What New Technology Will Impact Genealogy?


January is the annual Consumer Electronics Show in Las Vegas, Nevada. The largest such gathering in the world involves companies from all over the world. Will any of the sparklingly new technological developments affect the genealogical community? Well, yes as individual consumers, but as genealogists? Will we benefit from the giant screen TVs, self-driving cars, voice-controlled home appliances and virtual reality? Not likely. Was there really anything that will help us do our research or make our genealogical lives easier? Hmm.

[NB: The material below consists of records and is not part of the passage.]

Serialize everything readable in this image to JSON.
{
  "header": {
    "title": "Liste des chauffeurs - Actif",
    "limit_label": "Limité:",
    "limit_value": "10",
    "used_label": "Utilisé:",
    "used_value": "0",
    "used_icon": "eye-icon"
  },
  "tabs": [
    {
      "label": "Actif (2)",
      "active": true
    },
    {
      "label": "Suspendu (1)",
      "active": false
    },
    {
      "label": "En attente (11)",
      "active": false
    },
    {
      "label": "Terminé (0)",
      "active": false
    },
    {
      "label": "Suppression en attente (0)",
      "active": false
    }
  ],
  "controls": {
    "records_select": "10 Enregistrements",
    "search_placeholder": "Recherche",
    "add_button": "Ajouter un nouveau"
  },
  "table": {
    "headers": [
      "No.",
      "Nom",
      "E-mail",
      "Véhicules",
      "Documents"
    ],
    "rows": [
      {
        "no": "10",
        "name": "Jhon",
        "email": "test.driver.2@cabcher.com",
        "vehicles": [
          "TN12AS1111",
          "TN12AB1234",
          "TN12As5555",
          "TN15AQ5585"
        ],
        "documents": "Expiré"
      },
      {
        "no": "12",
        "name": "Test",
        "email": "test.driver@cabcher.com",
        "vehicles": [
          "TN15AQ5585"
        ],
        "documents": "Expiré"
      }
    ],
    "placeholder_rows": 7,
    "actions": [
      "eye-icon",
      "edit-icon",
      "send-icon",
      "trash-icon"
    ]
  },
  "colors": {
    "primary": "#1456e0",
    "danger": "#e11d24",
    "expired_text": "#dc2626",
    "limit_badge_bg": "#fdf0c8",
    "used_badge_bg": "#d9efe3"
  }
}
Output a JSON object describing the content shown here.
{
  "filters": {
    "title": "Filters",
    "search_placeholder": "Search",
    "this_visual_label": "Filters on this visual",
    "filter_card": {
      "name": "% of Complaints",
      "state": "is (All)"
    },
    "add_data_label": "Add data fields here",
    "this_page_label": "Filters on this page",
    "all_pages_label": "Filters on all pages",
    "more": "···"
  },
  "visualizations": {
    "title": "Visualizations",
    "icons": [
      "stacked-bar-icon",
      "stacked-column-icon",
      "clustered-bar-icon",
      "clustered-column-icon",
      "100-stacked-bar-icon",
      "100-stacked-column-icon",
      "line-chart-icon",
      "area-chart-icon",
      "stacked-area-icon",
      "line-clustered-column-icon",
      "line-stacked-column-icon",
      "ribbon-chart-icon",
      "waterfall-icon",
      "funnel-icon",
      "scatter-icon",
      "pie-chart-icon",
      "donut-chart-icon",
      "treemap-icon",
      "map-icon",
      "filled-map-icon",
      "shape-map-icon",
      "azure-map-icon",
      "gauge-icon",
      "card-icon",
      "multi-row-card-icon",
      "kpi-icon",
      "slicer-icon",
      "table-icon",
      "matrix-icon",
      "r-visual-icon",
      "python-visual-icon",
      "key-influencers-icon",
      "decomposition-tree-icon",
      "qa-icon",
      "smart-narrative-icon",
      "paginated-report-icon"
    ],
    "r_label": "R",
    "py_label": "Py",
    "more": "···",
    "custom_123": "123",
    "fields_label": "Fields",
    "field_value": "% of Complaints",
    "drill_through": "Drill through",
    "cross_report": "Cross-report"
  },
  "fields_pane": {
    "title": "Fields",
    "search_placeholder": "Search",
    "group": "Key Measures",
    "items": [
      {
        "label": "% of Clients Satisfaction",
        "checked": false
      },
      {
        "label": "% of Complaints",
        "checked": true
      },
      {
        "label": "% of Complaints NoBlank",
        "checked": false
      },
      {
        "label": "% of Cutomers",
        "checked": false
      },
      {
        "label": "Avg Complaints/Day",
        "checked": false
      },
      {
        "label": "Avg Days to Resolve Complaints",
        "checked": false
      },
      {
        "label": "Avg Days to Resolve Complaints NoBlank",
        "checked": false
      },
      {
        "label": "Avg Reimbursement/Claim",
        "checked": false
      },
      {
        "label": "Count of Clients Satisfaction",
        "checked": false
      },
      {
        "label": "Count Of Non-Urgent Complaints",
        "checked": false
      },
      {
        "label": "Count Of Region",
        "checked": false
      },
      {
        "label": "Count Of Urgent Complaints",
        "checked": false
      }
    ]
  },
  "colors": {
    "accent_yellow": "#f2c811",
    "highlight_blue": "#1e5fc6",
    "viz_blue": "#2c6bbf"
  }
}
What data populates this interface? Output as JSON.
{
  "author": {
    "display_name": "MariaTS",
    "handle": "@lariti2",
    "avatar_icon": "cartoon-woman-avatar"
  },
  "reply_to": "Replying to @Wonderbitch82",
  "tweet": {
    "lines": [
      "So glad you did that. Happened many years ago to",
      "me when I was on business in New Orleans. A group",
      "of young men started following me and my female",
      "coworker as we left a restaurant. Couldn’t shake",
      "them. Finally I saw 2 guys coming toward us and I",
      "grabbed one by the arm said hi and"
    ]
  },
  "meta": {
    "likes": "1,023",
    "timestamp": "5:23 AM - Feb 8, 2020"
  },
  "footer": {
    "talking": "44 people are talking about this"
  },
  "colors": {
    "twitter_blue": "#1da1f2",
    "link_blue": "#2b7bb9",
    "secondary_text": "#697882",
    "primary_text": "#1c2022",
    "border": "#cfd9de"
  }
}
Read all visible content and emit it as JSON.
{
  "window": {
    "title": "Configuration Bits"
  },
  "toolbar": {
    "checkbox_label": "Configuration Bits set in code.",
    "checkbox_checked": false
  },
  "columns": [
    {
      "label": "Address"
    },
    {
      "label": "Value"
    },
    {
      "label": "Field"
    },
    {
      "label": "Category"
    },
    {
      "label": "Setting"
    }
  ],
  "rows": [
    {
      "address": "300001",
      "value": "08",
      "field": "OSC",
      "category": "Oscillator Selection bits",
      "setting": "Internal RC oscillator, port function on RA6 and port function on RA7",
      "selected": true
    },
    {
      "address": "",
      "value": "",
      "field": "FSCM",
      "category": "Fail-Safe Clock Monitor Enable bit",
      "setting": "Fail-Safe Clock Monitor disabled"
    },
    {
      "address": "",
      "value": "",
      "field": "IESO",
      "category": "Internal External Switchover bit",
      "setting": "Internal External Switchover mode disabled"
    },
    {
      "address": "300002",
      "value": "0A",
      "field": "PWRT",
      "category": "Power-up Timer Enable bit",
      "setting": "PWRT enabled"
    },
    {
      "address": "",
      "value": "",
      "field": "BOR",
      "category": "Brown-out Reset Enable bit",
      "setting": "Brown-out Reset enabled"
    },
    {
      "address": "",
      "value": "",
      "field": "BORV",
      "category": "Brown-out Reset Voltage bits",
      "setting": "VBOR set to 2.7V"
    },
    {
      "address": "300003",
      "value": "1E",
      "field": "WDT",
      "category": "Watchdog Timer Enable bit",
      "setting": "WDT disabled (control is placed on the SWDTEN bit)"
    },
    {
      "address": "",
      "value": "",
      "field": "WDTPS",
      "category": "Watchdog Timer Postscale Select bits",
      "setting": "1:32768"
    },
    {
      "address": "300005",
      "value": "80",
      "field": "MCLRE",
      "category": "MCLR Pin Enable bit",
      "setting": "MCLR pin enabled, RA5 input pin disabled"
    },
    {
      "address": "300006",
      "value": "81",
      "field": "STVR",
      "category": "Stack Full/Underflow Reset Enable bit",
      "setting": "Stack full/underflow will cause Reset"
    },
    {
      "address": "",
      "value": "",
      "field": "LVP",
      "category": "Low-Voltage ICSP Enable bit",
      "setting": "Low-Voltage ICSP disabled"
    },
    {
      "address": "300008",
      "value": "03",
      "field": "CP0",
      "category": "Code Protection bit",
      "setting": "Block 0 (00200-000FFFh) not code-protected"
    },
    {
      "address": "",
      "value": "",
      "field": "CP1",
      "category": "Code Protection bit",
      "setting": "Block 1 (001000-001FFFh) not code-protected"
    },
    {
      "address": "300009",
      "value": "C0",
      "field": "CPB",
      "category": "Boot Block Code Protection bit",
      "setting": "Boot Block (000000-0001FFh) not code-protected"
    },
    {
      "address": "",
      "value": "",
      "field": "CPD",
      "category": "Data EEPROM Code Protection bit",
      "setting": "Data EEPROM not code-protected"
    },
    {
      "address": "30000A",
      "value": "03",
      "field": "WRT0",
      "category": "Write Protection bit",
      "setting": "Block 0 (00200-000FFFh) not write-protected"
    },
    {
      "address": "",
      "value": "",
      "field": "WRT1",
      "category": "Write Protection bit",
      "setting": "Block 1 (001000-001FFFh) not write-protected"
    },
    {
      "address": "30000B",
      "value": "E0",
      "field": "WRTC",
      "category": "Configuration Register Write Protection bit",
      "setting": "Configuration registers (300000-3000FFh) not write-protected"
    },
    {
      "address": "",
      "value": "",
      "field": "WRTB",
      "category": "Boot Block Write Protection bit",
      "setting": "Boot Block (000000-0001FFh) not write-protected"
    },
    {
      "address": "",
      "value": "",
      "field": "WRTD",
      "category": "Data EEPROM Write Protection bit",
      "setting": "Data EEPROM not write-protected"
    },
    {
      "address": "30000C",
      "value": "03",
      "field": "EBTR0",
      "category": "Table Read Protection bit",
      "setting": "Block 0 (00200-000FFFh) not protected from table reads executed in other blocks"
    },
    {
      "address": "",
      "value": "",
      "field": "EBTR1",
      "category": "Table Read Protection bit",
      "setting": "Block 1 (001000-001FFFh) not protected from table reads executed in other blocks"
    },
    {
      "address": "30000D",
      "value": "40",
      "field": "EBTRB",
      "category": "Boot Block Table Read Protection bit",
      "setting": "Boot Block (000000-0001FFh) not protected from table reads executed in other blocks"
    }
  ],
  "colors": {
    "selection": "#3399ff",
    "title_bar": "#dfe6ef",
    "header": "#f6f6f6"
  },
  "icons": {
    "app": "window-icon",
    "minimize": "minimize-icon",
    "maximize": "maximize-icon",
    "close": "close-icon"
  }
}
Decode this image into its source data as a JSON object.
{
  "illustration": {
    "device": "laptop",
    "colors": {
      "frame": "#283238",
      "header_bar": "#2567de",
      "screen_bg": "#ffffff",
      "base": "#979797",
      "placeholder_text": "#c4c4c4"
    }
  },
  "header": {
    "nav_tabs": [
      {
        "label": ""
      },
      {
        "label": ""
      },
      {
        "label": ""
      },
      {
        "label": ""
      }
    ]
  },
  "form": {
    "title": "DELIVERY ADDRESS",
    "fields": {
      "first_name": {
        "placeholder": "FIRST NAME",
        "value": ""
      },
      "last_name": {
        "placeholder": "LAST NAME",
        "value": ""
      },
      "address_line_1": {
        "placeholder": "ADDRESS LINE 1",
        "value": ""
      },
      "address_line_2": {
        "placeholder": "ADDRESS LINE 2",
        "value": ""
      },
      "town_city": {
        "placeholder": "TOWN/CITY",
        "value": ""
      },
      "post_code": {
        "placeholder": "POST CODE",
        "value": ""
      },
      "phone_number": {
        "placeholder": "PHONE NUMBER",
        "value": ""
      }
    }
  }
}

Probably the biggest impact will come in gradual stages from developments in artificial intelligence. Although this term has been thrown around for a quite a while, the actual developments are subtle and beginning to be pervasive. Real efforts at developing computers that can perform some of the same operations as humans began back in the 1950s. The biggest limitations to any progress were computer hardware limitations. As computers became more sophisticated, their uses became more and more sophisticated also. Those self-driving cars and home voice-activated devices such as Alexa, Echo and Google Home, are the product of years of focusing on the problems associated with artificial intelligence.

Where does this technology show up in genealogy? One of the most dramatic implementations is found in the large online genealogy company's record hints. As the number of records searched and the sophistication of the record hints increases, eventually, much of the drudgery of plowing through routine research will be automated. Will computers eventually do all the work of linking our families? Again, not likely, at least not in the foreseeable future. Right now the greatest obstacle to real progress is the lack of a genealogically-based handwriting recognition technology that can be practically implemented in "reading" old handwritten records. Breaching this wall of handwriting will take even more computer power and more sophisticated programs than now exist.

What is evident in the genealogical community is that existing, well-developed technologies such as optical character recognition (OCR) and voice-recognition (VR) are vastly underused and ignored. There are millions of typed records online, already digitized, that are available only as images. The larger companies seem to rely on "indexing" more than OCR to provide searchable records. In doing this, they are years behind the current technology. If those involved in providing programs and databases to the genealogical community do not use current technology, how can we expect them to implement cutting-edge new technology?

One small development that did come out of CES this year will impact genealogists sooner rather than later. SanDisk announced the development of a 1 Terabyte flash drive and SD disk.

Now, we can have the convenience of losing an entire Terabyte of data when we leave our drive in a machine at the Library.